Daily devotion

Daily Devotion — Wednesday, 17 June 2026

The Silence That Follows Refusal

Wednesday, 17 June 2026

Daily Verse

“Because I have called, and ye refused; I have stretched out my hand, and no man regarded; But ye have set at nought all my counsel, and would none of my reproof: I also will laugh at your calamity; I will mock when your fear cometh; When your fear cometh as desolation, and your destruction cometh as a whirlwind; when distress and anguish cometh upon you. Then shall they call upon me, but I will not answer; they shall seek me early, but they shall not find me:” - Proverbs 1:24-28, KJV

Thoughts for the Day

When Mercy Knocks and We Lock the Door

God calls, but we turn away. He stretches out His hand, but we ignore it. Yet when the calamity we refused to avoid finally comes, we wonder why heaven seems silent. Today's proverb is not a comfort—it is a warning, and a wise one at that.

A Christian Voice

“We should not despair over unanswered prayer or answers that are different than what we prayed for, because our loving Father knows what is best.” - Warren W. Wiersbe

Daily Devotion

There is a terrifying honesty in Proverbs 1:24-28. Wisdom personified—the voice of God Himself—stands in the street and cries out. She calls, she pleads, she stretches out her hand. But the sons of men refuse. They set her counsel at nothing and would have none of her reproof. The picture is not of ignorance but of deliberate rejection. God spoke; man covered his ears. And then, when the calamity that wisdom warned about arrives, man cries out—and God does not answer.

This passage is not primarily about the lost sinner on judgment day (though that application has its place). In its immediate context, Solomon is addressing his son—a young man who has been taught the fear of the Lord from childhood. The warning is for people who know better. For the man in the pew who heard the sermon on forgiveness but clutched his grudge tighter. For the woman who knew the Lord was asking her to forgive, to confess, to step out in faith, but chose comfort over obedience instead. We do not stumble into spiritual ruin; we walk into it with our eyes wide open, having waved away every hand that reached for us.

What then of Wiersbe's word that 'we should not despair over unanswered prayer'? This is a different kind of silence. The silence of Proverbs 1 is judicial. It is the silence a judge gives a defendant who has mocked every offer of pardon. It is not the silence of a Father refining His child—that silence is loving discipline (Hebrews 12:6), not abandonment. The difference lies in the heart of the one praying. A heart that has been refusing God's counsel all along cannot be surprised when the channel of communication goes cold. But a heart that has been walking with God, stumbling but repenting, will find that even God's silence is a form of speech—a call to deeper trust.
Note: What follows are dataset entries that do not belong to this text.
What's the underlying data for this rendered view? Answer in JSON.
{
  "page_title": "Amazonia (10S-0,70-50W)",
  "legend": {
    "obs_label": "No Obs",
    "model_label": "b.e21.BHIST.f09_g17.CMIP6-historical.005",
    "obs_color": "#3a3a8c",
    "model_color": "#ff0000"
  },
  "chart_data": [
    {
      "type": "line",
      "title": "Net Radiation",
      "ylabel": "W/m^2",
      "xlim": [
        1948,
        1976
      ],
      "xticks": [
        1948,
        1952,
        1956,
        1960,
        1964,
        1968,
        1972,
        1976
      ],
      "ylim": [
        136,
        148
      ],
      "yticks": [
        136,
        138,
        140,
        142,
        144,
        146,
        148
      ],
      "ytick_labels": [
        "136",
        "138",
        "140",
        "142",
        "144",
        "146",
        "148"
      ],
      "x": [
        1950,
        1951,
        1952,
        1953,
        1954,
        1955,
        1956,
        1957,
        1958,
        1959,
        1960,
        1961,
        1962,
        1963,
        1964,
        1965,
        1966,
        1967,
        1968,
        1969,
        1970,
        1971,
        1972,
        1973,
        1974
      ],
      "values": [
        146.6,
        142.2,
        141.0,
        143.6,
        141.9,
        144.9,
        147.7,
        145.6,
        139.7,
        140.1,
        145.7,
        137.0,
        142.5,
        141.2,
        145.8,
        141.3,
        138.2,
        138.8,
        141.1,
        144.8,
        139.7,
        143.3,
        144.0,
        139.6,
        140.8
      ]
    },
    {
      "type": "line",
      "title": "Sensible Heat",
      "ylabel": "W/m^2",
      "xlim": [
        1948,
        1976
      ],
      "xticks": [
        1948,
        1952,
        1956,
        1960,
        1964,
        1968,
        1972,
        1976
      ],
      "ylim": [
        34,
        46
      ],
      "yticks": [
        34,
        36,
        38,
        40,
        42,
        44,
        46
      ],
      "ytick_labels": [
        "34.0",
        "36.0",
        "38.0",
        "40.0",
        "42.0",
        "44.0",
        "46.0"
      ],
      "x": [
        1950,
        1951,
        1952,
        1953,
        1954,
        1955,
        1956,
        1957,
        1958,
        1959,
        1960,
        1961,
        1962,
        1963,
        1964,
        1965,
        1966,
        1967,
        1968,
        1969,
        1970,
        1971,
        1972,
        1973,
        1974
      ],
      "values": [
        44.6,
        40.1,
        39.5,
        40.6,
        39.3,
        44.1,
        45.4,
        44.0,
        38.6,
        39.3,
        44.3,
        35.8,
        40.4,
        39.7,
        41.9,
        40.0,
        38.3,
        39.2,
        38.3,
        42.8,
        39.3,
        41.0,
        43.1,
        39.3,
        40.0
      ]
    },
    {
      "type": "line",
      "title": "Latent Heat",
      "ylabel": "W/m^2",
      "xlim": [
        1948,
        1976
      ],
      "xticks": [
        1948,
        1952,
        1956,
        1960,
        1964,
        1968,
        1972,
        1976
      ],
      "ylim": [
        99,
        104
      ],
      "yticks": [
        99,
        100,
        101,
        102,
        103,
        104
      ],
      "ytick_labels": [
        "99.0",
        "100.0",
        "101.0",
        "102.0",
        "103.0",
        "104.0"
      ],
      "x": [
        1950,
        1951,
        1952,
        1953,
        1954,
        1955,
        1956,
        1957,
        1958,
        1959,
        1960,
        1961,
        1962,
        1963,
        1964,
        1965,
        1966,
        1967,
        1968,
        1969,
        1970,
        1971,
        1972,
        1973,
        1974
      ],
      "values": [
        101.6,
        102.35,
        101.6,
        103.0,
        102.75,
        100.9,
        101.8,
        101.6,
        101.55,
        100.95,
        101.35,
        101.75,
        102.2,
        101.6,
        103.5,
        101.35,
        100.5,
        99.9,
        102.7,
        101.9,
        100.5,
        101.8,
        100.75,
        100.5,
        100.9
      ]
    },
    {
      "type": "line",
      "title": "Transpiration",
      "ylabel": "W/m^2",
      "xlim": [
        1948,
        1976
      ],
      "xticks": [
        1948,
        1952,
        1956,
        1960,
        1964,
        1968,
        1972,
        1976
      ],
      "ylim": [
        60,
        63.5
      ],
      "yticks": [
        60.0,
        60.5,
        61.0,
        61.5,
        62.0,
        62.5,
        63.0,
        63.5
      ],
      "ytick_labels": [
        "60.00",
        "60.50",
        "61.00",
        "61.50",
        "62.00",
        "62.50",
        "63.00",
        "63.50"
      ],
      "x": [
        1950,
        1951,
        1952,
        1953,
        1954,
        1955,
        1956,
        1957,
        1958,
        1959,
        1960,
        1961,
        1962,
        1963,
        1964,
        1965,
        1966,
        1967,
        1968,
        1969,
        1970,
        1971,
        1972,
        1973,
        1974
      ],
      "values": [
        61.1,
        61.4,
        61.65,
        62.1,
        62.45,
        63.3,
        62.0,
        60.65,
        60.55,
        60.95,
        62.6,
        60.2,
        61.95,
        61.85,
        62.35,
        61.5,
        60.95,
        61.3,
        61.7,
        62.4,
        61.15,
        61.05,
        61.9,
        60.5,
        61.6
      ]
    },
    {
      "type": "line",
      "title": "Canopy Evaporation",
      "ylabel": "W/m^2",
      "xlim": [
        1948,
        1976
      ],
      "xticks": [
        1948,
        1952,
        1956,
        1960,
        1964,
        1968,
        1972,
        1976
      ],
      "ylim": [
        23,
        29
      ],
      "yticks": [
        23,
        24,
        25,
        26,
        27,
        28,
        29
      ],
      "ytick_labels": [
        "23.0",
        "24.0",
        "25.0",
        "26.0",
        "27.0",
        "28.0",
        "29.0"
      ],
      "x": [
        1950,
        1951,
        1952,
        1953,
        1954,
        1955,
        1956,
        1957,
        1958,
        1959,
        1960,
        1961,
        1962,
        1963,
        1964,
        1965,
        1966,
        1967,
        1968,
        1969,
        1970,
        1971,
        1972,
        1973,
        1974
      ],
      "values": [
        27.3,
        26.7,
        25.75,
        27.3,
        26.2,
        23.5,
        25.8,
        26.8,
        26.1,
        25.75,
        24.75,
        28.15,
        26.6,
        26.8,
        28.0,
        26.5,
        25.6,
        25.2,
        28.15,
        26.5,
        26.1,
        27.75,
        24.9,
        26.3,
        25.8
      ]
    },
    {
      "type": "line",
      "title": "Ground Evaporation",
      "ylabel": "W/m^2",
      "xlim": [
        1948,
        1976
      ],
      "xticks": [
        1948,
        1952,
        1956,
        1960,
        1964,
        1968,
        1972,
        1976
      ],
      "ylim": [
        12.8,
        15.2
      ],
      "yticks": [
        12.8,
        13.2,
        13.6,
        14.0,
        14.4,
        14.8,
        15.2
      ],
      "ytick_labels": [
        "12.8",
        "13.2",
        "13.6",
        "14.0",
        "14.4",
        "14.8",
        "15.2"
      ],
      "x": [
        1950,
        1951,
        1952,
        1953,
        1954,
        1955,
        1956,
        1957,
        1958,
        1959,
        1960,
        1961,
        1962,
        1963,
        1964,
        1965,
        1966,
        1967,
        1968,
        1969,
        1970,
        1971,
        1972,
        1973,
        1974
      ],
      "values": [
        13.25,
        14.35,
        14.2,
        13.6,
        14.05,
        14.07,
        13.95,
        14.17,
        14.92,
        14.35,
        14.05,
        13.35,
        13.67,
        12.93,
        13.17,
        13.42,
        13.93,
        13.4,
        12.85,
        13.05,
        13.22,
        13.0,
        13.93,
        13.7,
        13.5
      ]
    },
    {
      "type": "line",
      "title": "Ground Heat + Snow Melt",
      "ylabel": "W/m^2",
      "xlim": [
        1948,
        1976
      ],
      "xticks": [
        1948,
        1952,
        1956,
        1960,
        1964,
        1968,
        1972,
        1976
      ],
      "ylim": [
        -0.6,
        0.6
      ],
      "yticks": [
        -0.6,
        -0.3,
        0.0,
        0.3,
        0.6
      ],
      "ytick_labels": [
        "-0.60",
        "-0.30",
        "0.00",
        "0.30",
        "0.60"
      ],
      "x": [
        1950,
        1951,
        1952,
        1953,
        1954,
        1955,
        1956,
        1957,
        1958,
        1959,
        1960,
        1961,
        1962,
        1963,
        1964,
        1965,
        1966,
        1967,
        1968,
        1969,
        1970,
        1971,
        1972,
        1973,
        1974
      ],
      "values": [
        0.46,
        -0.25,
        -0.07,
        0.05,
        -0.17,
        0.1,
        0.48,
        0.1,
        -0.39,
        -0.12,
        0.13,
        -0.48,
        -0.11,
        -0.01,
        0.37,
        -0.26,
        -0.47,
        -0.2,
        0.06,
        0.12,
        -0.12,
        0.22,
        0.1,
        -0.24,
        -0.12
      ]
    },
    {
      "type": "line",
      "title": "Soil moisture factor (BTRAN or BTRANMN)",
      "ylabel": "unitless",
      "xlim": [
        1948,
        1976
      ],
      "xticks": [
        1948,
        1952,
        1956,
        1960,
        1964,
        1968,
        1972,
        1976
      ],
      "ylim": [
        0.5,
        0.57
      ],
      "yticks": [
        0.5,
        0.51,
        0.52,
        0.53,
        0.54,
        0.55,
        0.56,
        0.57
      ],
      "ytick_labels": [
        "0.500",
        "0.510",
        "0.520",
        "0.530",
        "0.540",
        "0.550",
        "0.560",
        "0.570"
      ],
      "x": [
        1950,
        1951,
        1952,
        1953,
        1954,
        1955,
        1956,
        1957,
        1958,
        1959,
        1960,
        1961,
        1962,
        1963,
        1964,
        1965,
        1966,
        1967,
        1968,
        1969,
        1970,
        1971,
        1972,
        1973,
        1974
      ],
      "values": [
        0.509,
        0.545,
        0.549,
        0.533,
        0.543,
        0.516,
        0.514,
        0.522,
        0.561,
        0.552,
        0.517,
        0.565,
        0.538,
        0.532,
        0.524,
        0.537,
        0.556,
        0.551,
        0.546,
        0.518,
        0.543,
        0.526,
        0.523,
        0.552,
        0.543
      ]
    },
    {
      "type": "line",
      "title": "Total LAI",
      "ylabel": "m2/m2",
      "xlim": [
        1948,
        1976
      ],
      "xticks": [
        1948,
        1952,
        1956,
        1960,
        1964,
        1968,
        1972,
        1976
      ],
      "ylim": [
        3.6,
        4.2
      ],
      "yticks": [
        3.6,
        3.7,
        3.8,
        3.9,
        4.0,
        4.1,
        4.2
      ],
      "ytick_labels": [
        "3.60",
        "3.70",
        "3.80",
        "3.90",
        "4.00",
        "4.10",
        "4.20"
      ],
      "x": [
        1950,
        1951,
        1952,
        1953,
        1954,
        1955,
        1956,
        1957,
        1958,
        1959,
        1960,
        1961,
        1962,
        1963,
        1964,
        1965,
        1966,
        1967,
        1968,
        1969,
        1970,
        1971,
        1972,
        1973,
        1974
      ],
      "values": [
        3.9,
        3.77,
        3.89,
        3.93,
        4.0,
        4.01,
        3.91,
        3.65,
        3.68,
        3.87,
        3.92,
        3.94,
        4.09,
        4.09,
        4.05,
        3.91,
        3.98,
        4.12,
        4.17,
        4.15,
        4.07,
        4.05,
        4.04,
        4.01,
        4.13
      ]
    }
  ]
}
The comfort of the gospel is that Jesus has borne the full weight of this judicial silence on the cross. 'My God, my God, why hast thou forsaken me?' He cried, so that those who believe in Him would never have to hear, 'I will not answer.' The warning of Proverbs 1, then, is not for the one who has fallen but for the one who refuses to get up. If today you sense the Holy Spirit's gentle reproof over a hidden sin or a neglected duty, do not reject it. Stretch out your own hand while His is still stretched toward you.

Prayer

Heavenly Father, You are patient beyond my comprehension. How many times have I heard Your voice and turned away, choosing my own way over Your perfect counsel? I repent. Forgive me for the pride that says I know better than the One who formed the heavens. Thank You that in Jesus Christ, I will never face the silence of judgment—only the silence of a Father who sometimes waits to deepen my faith. Give me the brokenness to respond the first time You call, not the last. In the name of Jesus, who was forsaken so I would never be. Amen.

Walk in faith today

Before the day ends, identify one area where you have been resisting God's counsel—a relationship to mend, a confession to make, or a step of obedience you have been putting off. Write it down, then take one concrete action toward obedience within the hour.